Mind that if a part of the text can not be matched, a ``lexery.Error`` is raised:

.. code-block:: python

    >>> import lexery
    >>> import re
    >>> text = 'some-identifier ( 23 )'
    >>>
    >>> lexer = lexery.Lexer(
    ...     rules=[
    ...         lexery.Rule(identifier='identifier', pattern=re.compile(r'[a-zA-Z_][a-zA-Z_]*')),
    ...         lexery.Rule(identifier='number', pattern=re.compile(r'[1-9][0-9]*')),
    ...     ],
    ...     skip_whitespace=True)
    >>> tokens = lexer.lex(text=text)
    Traceback (most recent call last):
    ...
    lexery.Error: Unmatched text at line 0 and position 4:
    some-identifier ( 23 )
        ^

If you specify an ``unmatched_identifier``, all the unmatched characters are accumulated in tokens with that identifier:

.. code-block:: python

    >>> import lexery
    >>> import re
    >>> text = 'some-identifier ( 23 )-'
    >>>
    >>> lexer = lexery.Lexer(
    ...     rules=[
    ...         lexery.Rule(identifier='identifier', pattern=re.compile(r'[a-zA-Z_][a-zA-Z_]*')),
    ...         lexery.Rule(identifier='number', pattern=re.compile(r'[1-9][0-9]*')),
    ...     ],
    ...     skip_whitespace=True,
    ...     unmatched_identifier='unmatched')
    >>> tokens = lexer.lex(text=text)
    >>> assert tokens == [[
    ...     lexery.Token('identifier', 'some', 0, 0),
    ...    lexery.Token('unmatched', '-', 4, 0),
    ...    lexery.Token('identifier', 'identifier', 5, 0),
    ...    lexery.Token('unmatched', '(', 16, 0),
    ...    lexery.Token('number', '23', 18, 0),
    ...    lexery.Token('unmatched', ')-', 21, 0)]]


Installation
============

* Install lexery with pip:

.. code-block:: bash

    pip3 install lexery

Development
===========

* Check out the repository.

* In the repository root, create the virtual environment:

.. code-block:: bash

    python3 -m venv venv3

* Activate the virtual environment:

.. code-block:: bash

    source venv3/bin/activate

* Install the development dependencies:

.. code-block:: bash

    pip3 install -e .[dev]

Pre-commit Checks
-----------------
We provide a set of pre-commit checks that run unit tests, lint and check code for formatting.

Namely, we use:

* `yapf <https://github.com/google/yapf>`_ to check the formatting.
* The style of the docstrings is checked with `pydocstyle <https://github.com/PyCQA/pydocstyle>`_.
* Static type analysis is performed with `mypy <http://mypy-lang.org/>`_.
* Various linter checks are done with `pylint <https://www.pylint.org/>`_.

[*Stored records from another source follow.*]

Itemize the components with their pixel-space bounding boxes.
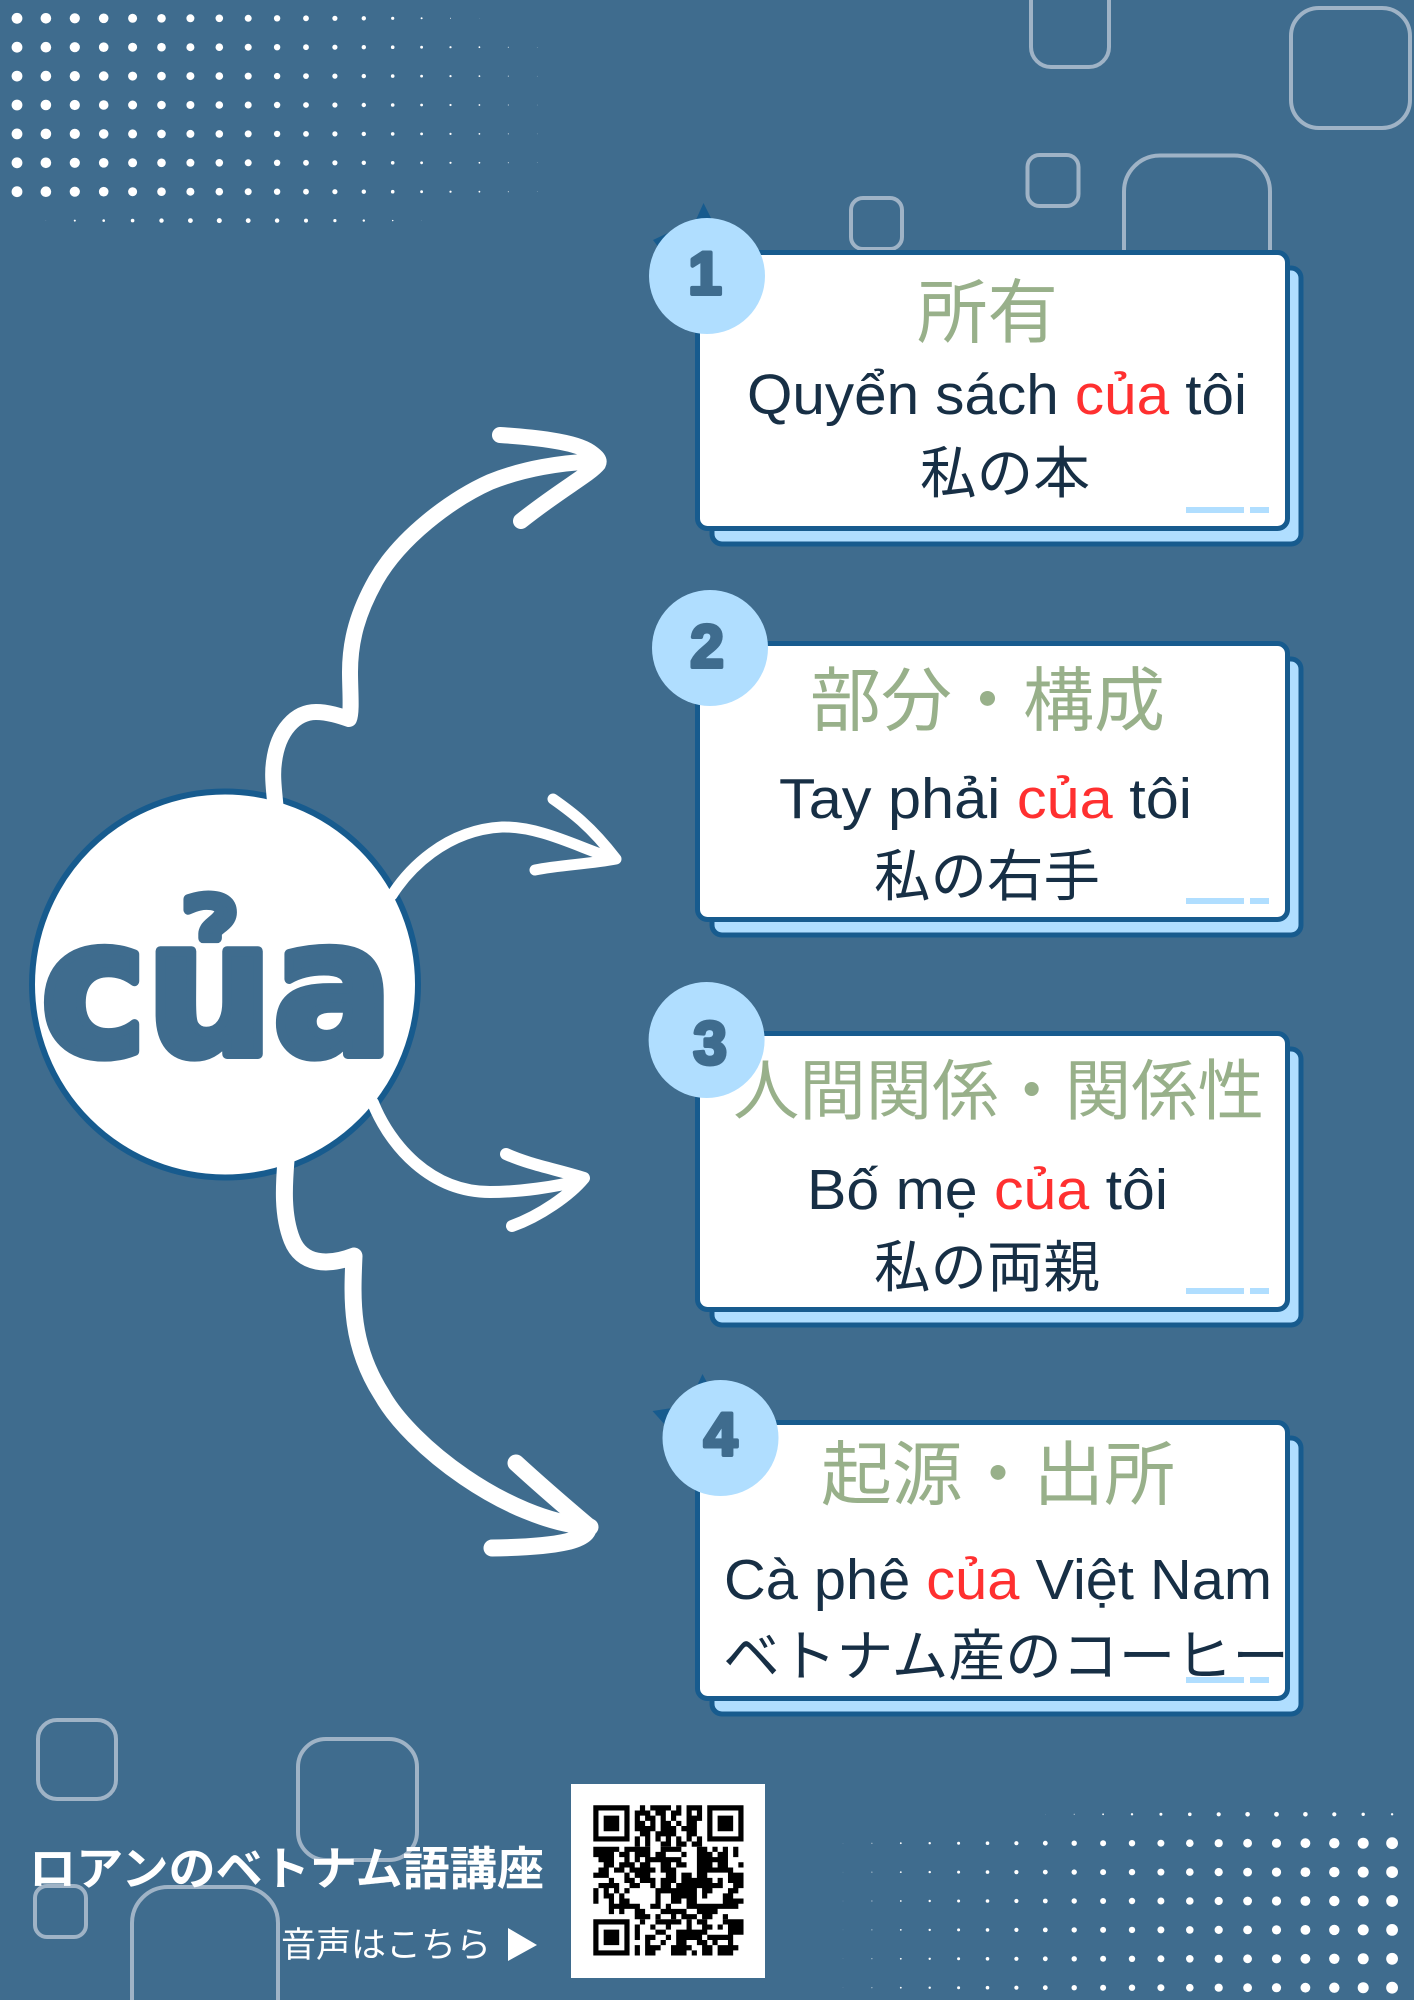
card 4: origin and source: Cà phê của Việt Nam <box>724 1548 1272 1612</box>
card 3: relationships <box>649 982 1301 1325</box>
card 4: origin and source <box>652 1374 1301 1714</box>
card 2: part and composition <box>652 590 1301 935</box>
card 1: possession: 所有 <box>917 274 1058 352</box>
arrow to card 1 <box>273 435 599 806</box>
card 3: relationships: Bố mẹ của tôi <box>807 1158 1168 1222</box>
central circle: của <box>32 792 418 1178</box>
QR code <box>571 1784 765 1978</box>
card 3: relationships: 人間関係・関係性 <box>733 1054 1264 1128</box>
decorative rounded squares: top right <box>851 0 1410 306</box>
card 3: relationships: 3 <box>693 1010 727 1077</box>
central word: của <box>41 880 393 1099</box>
card 1: possession <box>649 203 1301 544</box>
footer audio label: 音声はこちら <box>281 1926 491 1965</box>
arrow to card 2 <box>392 799 616 895</box>
halftone dots: bottom right <box>843 1812 1398 1994</box>
card 1: possession: Quyển sách của tôi <box>747 363 1247 427</box>
footer heading: ロアンのベトナム語講座 <box>29 1843 544 1895</box>
halftone dots: top left <box>12 13 537 223</box>
arrow to card 4 <box>284 1160 590 1548</box>
card 2: part and composition: 2 <box>690 613 724 680</box>
card 2: part and composition: 部分・構成 <box>810 662 1165 740</box>
card 4: origin and source: 起源・出所 <box>821 1436 1175 1514</box>
card 4: origin and source: ベトナム産のコーヒー <box>723 1625 1289 1688</box>
card 2: part and composition: 私の右手 <box>874 845 1100 908</box>
card 4: origin and source: 4 <box>704 1401 738 1468</box>
icon: play triangle <box>508 1928 537 1961</box>
decorative rounded squares: bottom left <box>35 1720 417 2000</box>
card 3: relationships: 私の両親 <box>874 1236 1100 1299</box>
card 1: possession: 1 <box>688 240 722 307</box>
card 2: part and composition: Tay phải của tôi <box>779 767 1192 831</box>
card 1: possession: 私の本 <box>920 442 1090 505</box>
arrow to card 3 <box>373 1103 584 1226</box>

Run the pre-commit checks locally from an activated virtual environment with development dependencies:

.. code-block:: bash

    ./precommit.py

* The pre-commit script can also automatically format the code:

.. code-block:: bash

    ./precommit.py  --overwrite


Versioning
==========
We follow `Semantic Versioning <http://semver.org/spec/v1.0.0.html>`_. The version X.Y.Z indicates:

* X is the major version (backward-incompatible),
* Y is the minor version (backward-compatible), and
* Z is the patch version (backward-compatible bug fix).